私達は音楽療法の中でも、受動的なアプローチ(クライアントが音楽を聴くという方法)に注力しています。

自然音に含まれるような耳に聴こえない高周波帯域が人間にとって良い、という話はこれまでにも知られていましたが、実証的にその影響を測定するのが非常に難しいとされて来ました。 そもそも「耳で聴こえない帯域を、どうやって人が聴くのか」という疑問があったのですが、長岡技術科学大学カオス・フラクタル情報数理工学研究室の中川匡弘教授は、「人間の知覚器官が耳に限らずどの部位であったとしても、最終的に感性処理は脳で行われる」ということを前提に、脳波のフラクタル指数を用いて、高周波帯域の感性計測に成功しました。

20-70代の被験者26名(うち聴覚障害者5名を含む)に日比野音療研究所が24bit 96KHzにて制作したピアノとサックスの録音を聴いてもらい、従来型の高級サウンドシステムと、私達の新開発サウンドシステム「凛舟」の2種類で脳波を測定。その結果、凛舟の方が従来型に比べて「快」(平安・心地よさ)の感性を35%増加させ、「不快」(不安、恐れ)の感性を55%減少させることが分かりました。なお、この傾向は聴覚障害者でもほぼ同様でした。

また、対照群として、全く同一の楽曲・同アレンジをコンピューターに演奏させたもので実験を行ったところ、「快」の感性が55%減少、「怒り」の感性が16%増加することが分かりました。 従って、音による安らぎは、楽曲の善し悪しだけでなく、演奏者の表現や祈り、再生環境といった要素にも依存することが考えられます。

さらに、被験者の脳のフラクタル指数(脳の活性化の状態)を調べた所、凛舟では、人間が「快」を感じると活性化するとされている右脳の前頭野が活性化しており、「不快」を感じる時の左脳前頭野が不活性であることが分かりました(図1)一方、従来型のスピーカーでは、このような差分が見受けられませんでした。またこの傾向は、かつて聴力を有した聴覚障害者では更に顕著でした。

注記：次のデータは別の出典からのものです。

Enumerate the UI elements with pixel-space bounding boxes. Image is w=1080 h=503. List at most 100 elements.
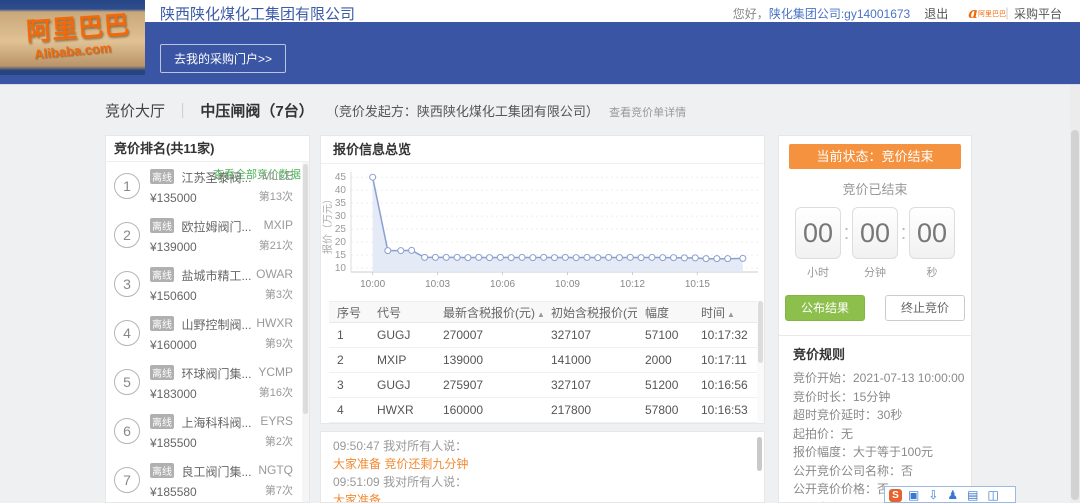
table-cell: 139000 [435, 348, 543, 373]
status-banner[interactable]: 当前状态：竞价结束 [789, 144, 961, 169]
message-time: 09:50:47 [333, 439, 380, 453]
table-cell: HWXR [369, 398, 435, 423]
rank-number: 5 [114, 369, 140, 395]
svg-text:35: 35 [335, 198, 347, 209]
table-cell: 217800 [543, 398, 637, 423]
sort-icon[interactable]: ▲ [727, 310, 735, 319]
column-header-range: 幅度 [637, 302, 693, 323]
svg-text:40: 40 [335, 185, 347, 196]
alibaba-logo[interactable]: 阿里巴巴 Alibaba.com [0, 0, 145, 75]
countdown-seconds: 00 [909, 207, 955, 259]
user-icon[interactable]: ♟ [947, 489, 958, 502]
bidder-code: YCMP [258, 365, 293, 379]
greeting-text: 您好， [733, 7, 769, 21]
messages-scrollbar-thumb[interactable] [757, 437, 762, 471]
ranking-header: 竞价排名(共11家) 查看全部竞价数据 [106, 136, 309, 162]
ranking-list-item[interactable]: 3 离线 盐城市精工... ¥150600 OWAR 第3次 [106, 260, 309, 309]
scan-icon[interactable]: ▣ [908, 489, 919, 502]
table-cell: 2000 [637, 348, 693, 373]
sort-icon[interactable]: ▲ [537, 310, 543, 319]
share-icon[interactable]: ◫ [988, 489, 999, 502]
message-item: 09:50:47 我对所有人说： 大家准备 竞价还剩九分钟 [333, 437, 752, 473]
bid-times: 第3次 [256, 286, 293, 302]
offline-badge: 离线 [150, 267, 174, 282]
view-bid-detail-link[interactable]: 查看竞价单详情 [609, 107, 686, 119]
svg-text:10:03: 10:03 [425, 279, 450, 290]
ranking-list-item[interactable]: 6 离线 上海科科阀... ¥185500 EYRS 第2次 [106, 407, 309, 456]
floating-toolbar: S ▣ ⇩ ♟ ▤ ◫ [884, 486, 1016, 503]
ranking-list-item[interactable]: 4 离线 山野控制阀... ¥160000 HWXR 第9次 [106, 309, 309, 358]
table-row: 1GUGJ2700073271075710010:17:32 [329, 323, 757, 348]
ranking-list-item[interactable]: 1 离线 江苏圣泰阀... ¥135000 MLLE 第13次 [106, 162, 309, 211]
ranking-scrollbar[interactable] [302, 162, 309, 503]
ranking-list-item[interactable]: 5 离线 环球阀门集... ¥183000 YCMP 第16次 [106, 358, 309, 407]
bid-times: 第9次 [256, 335, 293, 351]
bid-price: ¥183000 [150, 387, 251, 401]
svg-text:20: 20 [335, 237, 347, 248]
table-cell: 275907 [435, 373, 543, 398]
screenshot-tool-icon[interactable]: S [889, 489, 902, 502]
page-scrollbar-thumb[interactable] [1071, 130, 1079, 500]
bidder-code: HWXR [256, 316, 293, 330]
bidder-name: 江苏圣泰阀... [181, 171, 251, 185]
bidder-name: 环球阀门集... [181, 367, 251, 381]
svg-text:25: 25 [335, 224, 347, 235]
publish-result-button[interactable]: 公布结果 [785, 295, 865, 321]
rank-number: 7 [114, 467, 140, 493]
bid-times: 第13次 [259, 188, 293, 204]
title-separator: ｜ [175, 103, 190, 120]
bid-times: 第2次 [260, 433, 293, 449]
terminate-bid-button[interactable]: 终止竞价 [885, 295, 965, 321]
grid-icon[interactable]: ▤ [967, 489, 978, 502]
ranking-list-item[interactable]: 7 离线 良工阀门集... ¥185580 NGTQ 第7次 [106, 456, 309, 503]
bidder-name: 良工阀门集... [181, 465, 251, 479]
download-icon[interactable]: ⇩ [928, 489, 938, 502]
rank-number: 4 [114, 320, 140, 346]
message-item: 09:51:09 我对所有人说： 大家准备 [333, 473, 752, 503]
table-cell: GUGJ [369, 323, 435, 348]
minutes-label: 分钟 [852, 264, 898, 280]
svg-text:10:12: 10:12 [620, 279, 645, 290]
bidder-code: MXIP [259, 218, 293, 232]
table-cell: 51200 [637, 373, 693, 398]
column-header-time[interactable]: 时间▲ [693, 302, 757, 323]
rank-number: 3 [114, 271, 140, 297]
account-link[interactable]: 陕化集团公司:gy14001673 [769, 7, 910, 21]
bidder-code: MLLE [259, 169, 293, 183]
rank-number: 1 [114, 173, 140, 199]
bid-price: ¥185500 [150, 436, 251, 450]
bid-price: ¥160000 [150, 338, 251, 352]
svg-text:10:15: 10:15 [685, 279, 710, 290]
rule-line: 公开竞价公司名称：否 [793, 462, 957, 481]
bidder-name: 上海科科阀... [181, 416, 251, 430]
header-bar: 去我的采购门户>> [0, 22, 1080, 85]
bid-rules-list: 竞价开始：2021-07-13 10:00:00 竞价时长：15分钟 超时竞价延… [793, 369, 957, 503]
page-title-hall: 竞价大厅 [105, 103, 165, 120]
bidder-code: OWAR [256, 267, 293, 281]
svg-text:10: 10 [335, 263, 347, 274]
table-cell: 141000 [543, 348, 637, 373]
logout-link[interactable]: 退出 [924, 7, 948, 21]
column-header-latest-price[interactable]: 最新含税报价(元)▲ [435, 302, 543, 323]
rule-line: 起拍价：无 [793, 425, 957, 444]
bid-price: ¥150600 [150, 289, 251, 303]
table-cell: 327107 [543, 373, 637, 398]
countdown: 00 : 00 : 00 [779, 207, 971, 259]
offline-badge: 离线 [150, 463, 174, 478]
seconds-label: 秒 [909, 264, 955, 280]
countdown-colon: : [841, 222, 852, 245]
countdown-hours: 00 [795, 207, 841, 259]
bidder-code: EYRS [260, 414, 293, 428]
table-scrollbar-thumb[interactable] [758, 301, 763, 363]
page-scrollbar[interactable] [1070, 85, 1080, 503]
table-scrollbar[interactable] [757, 301, 764, 424]
messages-scrollbar[interactable] [756, 437, 763, 501]
table-cell: 270007 [435, 323, 543, 348]
ranking-list-item[interactable]: 2 离线 欧拉姆阀门... ¥139000 MXIP 第21次 [106, 211, 309, 260]
ranking-scrollbar-thumb[interactable] [303, 164, 308, 414]
svg-text:10:09: 10:09 [555, 279, 580, 290]
portal-button[interactable]: 去我的采购门户>> [160, 44, 286, 73]
offline-badge: 离线 [150, 316, 174, 331]
table-header-row: 序号代号最新含税报价(元)▲初始含税报价(元)幅度时间▲ [329, 302, 757, 323]
company-title: 陕西陕化煤化工集团有限公司 [160, 3, 355, 24]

上記の結果から分かる凛舟の「伝達力」は、周波数特性の違いに顕著に現れています(図2)。 スピーカーから10cmの所で測定した周波数特性は、20KHz以上の高域再生に関してほぼ同等の特性を有していますが(A,C)、1m離れた所の測定では、凛舟ではさらに豊かな高域再生能力を持つのに対して(B)、従来型スピーカーではほとんど音が飛んでこない(D)ことが分かります。

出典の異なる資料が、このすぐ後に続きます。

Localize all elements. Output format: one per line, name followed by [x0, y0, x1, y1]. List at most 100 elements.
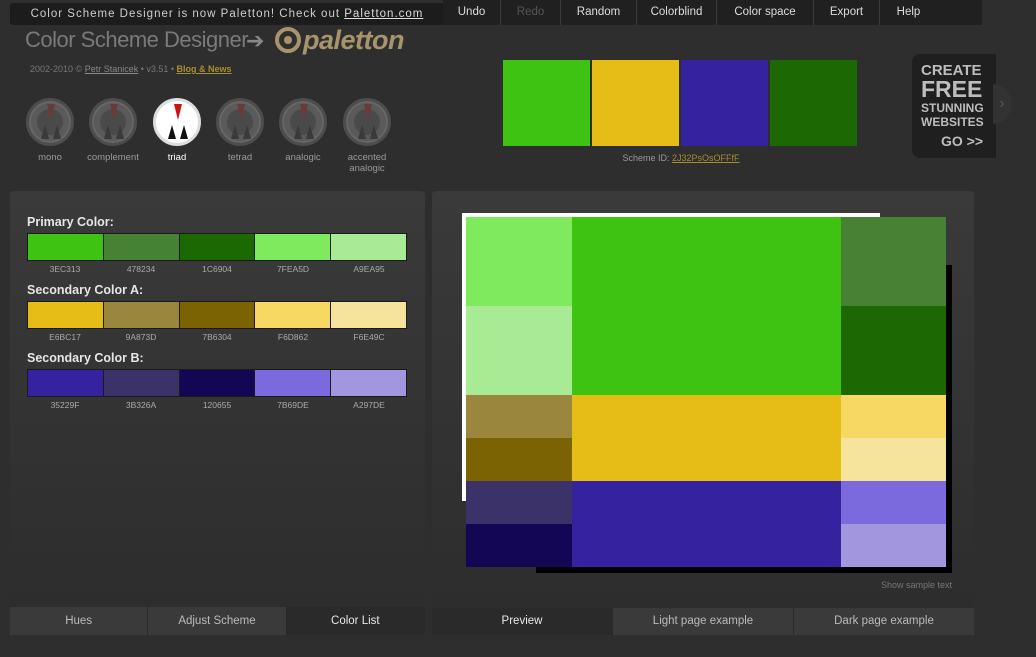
colorblind-button[interactable]: Colorblind	[637, 0, 717, 25]
color-hex-code: A297DE	[353, 400, 385, 410]
color-hex-code: F6E49C	[353, 332, 385, 342]
color-swatch[interactable]	[331, 302, 406, 328]
scheme-type-tetrad[interactable]: tetrad	[208, 98, 272, 163]
scheme-preview	[503, 60, 857, 146]
preview-color-block	[466, 481, 572, 524]
undo-button[interactable]: Undo	[443, 0, 501, 25]
secondary-a-title: Secondary Color A:	[27, 283, 144, 297]
color-hex-code: 7B69DE	[277, 400, 309, 410]
blog-news-link[interactable]: Blog & News	[177, 64, 232, 74]
secondary-b-title: Secondary Color B:	[27, 351, 144, 365]
tab-preview[interactable]: Preview	[432, 608, 613, 635]
preview-color-block	[841, 524, 946, 567]
paletton-logo-icon	[275, 27, 301, 53]
secondary-a-codes: E6BC17 9A873D 7B6304 F6D862 F6E49C	[27, 329, 407, 342]
color-swatch[interactable]	[28, 302, 104, 328]
tab-adjust-scheme[interactable]: Adjust Scheme	[148, 607, 287, 635]
color-swatch[interactable]	[179, 234, 256, 260]
color-swatch[interactable]	[103, 302, 180, 328]
color-hex-code: 1C6904	[202, 264, 232, 274]
color-hex-code: 478234	[126, 264, 156, 274]
scheme-color-square[interactable]	[503, 60, 590, 146]
paletton-link[interactable]: Paletton.com	[344, 8, 423, 20]
color-swatch[interactable]	[255, 302, 332, 328]
ad-line-websites: WEBSITES	[921, 115, 984, 129]
secondary-a-swatches	[27, 301, 407, 329]
color-wheel-icon	[26, 98, 74, 146]
color-space-button[interactable]: Color space	[717, 0, 814, 25]
scheme-type-accented-analogic[interactable]: accented analogic	[335, 98, 399, 174]
tab-hues[interactable]: Hues	[10, 607, 149, 635]
tab-dark-page-example[interactable]: Dark page example	[794, 608, 974, 635]
color-wheel-icon	[279, 98, 327, 146]
secondary-b-swatches	[27, 369, 407, 397]
redo-button[interactable]: Redo	[501, 0, 561, 25]
scheme-type-selector: mono complement triad tetrad analogic accente…	[26, 98, 422, 178]
random-button[interactable]: Random	[561, 0, 637, 25]
ad-go-button[interactable]: GO >>	[941, 133, 996, 149]
color-hex-code: 7B6304	[202, 332, 232, 342]
color-swatch[interactable]	[28, 234, 104, 260]
create-free-websites-ad[interactable]: CREATE FREE STUNNING WEBSITES GO >>	[912, 54, 996, 158]
color-hex-code: 35229F	[50, 400, 80, 410]
scheme-type-complement[interactable]: complement	[81, 98, 145, 163]
scheme-type-triad[interactable]: triad	[145, 98, 209, 163]
tab-light-page-example[interactable]: Light page example	[613, 608, 794, 635]
ad-line-free: FREE	[921, 76, 983, 102]
color-swatch[interactable]	[103, 370, 180, 396]
scheme-type-mono[interactable]: mono	[18, 98, 82, 163]
preview-color-block	[572, 481, 841, 567]
scheme-id-label: Scheme ID:	[622, 153, 672, 163]
preview-color-block	[466, 395, 572, 438]
help-button[interactable]: Help	[880, 0, 937, 25]
color-swatch[interactable]	[179, 302, 256, 328]
primary-color-group: Primary Color: 3EC313 478234 1C6904 7FEA5D A…	[27, 215, 407, 274]
chevron-right-icon[interactable]: ›	[993, 84, 1011, 124]
arrow-right-icon: ➔	[246, 28, 265, 53]
scheme-color-square[interactable]	[592, 60, 679, 146]
color-wheel-icon	[343, 98, 391, 146]
preview-panel: Show sample text Preview Light page exam…	[432, 191, 974, 635]
paletton-logo[interactable]: paletton	[275, 24, 405, 56]
color-hex-code: 3B326A	[125, 400, 157, 410]
show-sample-text-link[interactable]: Show sample text	[881, 580, 952, 590]
color-swatch[interactable]	[331, 234, 406, 260]
scheme-type-label: accented analogic	[347, 152, 387, 174]
left-tabs: Hues Adjust Scheme Color List	[10, 607, 425, 635]
preview-color-block	[466, 438, 572, 481]
color-swatch[interactable]	[103, 234, 180, 260]
color-swatch[interactable]	[255, 234, 332, 260]
color-swatch[interactable]	[255, 370, 332, 396]
preview-color-block	[841, 438, 946, 481]
app-title: Color Scheme Designer	[25, 27, 249, 52]
scheme-type-label: mono	[38, 152, 62, 163]
paletton-logo-text: paletton	[303, 24, 405, 55]
preview-color-grid	[466, 217, 946, 567]
color-hex-code: F6D862	[277, 332, 309, 342]
color-swatch[interactable]	[179, 370, 256, 396]
scheme-id: Scheme ID: 2J32PsOsOFFfF	[504, 153, 858, 163]
preview-color-block	[841, 395, 946, 438]
preview-color-block	[466, 217, 572, 306]
credits-year: 2002-2010 ©	[30, 64, 85, 74]
scheme-color-square[interactable]	[770, 60, 857, 146]
paletton-announcement: Color Scheme Designer is now Paletton! C…	[10, 3, 444, 25]
preview-color-block	[841, 306, 946, 395]
announcement-text: Color Scheme Designer is now Paletton! C…	[30, 8, 345, 20]
tab-color-list[interactable]: Color List	[286, 607, 425, 635]
color-hex-code: A9EA95	[353, 264, 385, 274]
color-swatch[interactable]	[331, 370, 406, 396]
export-button[interactable]: Export	[814, 0, 880, 25]
primary-color-title: Primary Color:	[27, 215, 114, 229]
author-link[interactable]: Petr Stanicek	[85, 64, 139, 74]
secondary-b-codes: 35229F 3B326A 120655 7B69DE A297DE	[27, 397, 407, 410]
preview-tabs: Preview Light page example Dark page exa…	[432, 608, 974, 635]
color-swatch[interactable]	[28, 370, 104, 396]
scheme-type-analogic[interactable]: analogic	[271, 98, 335, 163]
primary-swatches	[27, 233, 407, 261]
scheme-id-link[interactable]: 2J32PsOsOFFfF	[672, 153, 740, 163]
preview-color-block	[466, 306, 572, 395]
scheme-type-label: tetrad	[227, 152, 253, 163]
scheme-color-square[interactable]	[681, 60, 768, 146]
scheme-type-label: analogic	[285, 152, 321, 163]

従来型のスピーカーが、コーン紙を前後に振動させる事で空気の波(粗密波)を作り出す方式なのに対し、凛舟は甲板に取り付けられたトランスデューサーの微振動が帆の湾曲板によって増幅されるという全く新しい方式です。この「湾曲板の振動による増幅」は数百年も前から楽器の構造に生かされており、アンプがなくても大ホールで生楽器の音色が響き渡るのはこのためです。同様に凛舟の音は、小さい音量でもとても遠くまで届き、また聴き疲れしにくいという特徴を持ちます。凛舟は、楽曲・アンプ・スピーカーまで一貫して「音による安らぎ」を追求したトータル・サウンドケア・システムです。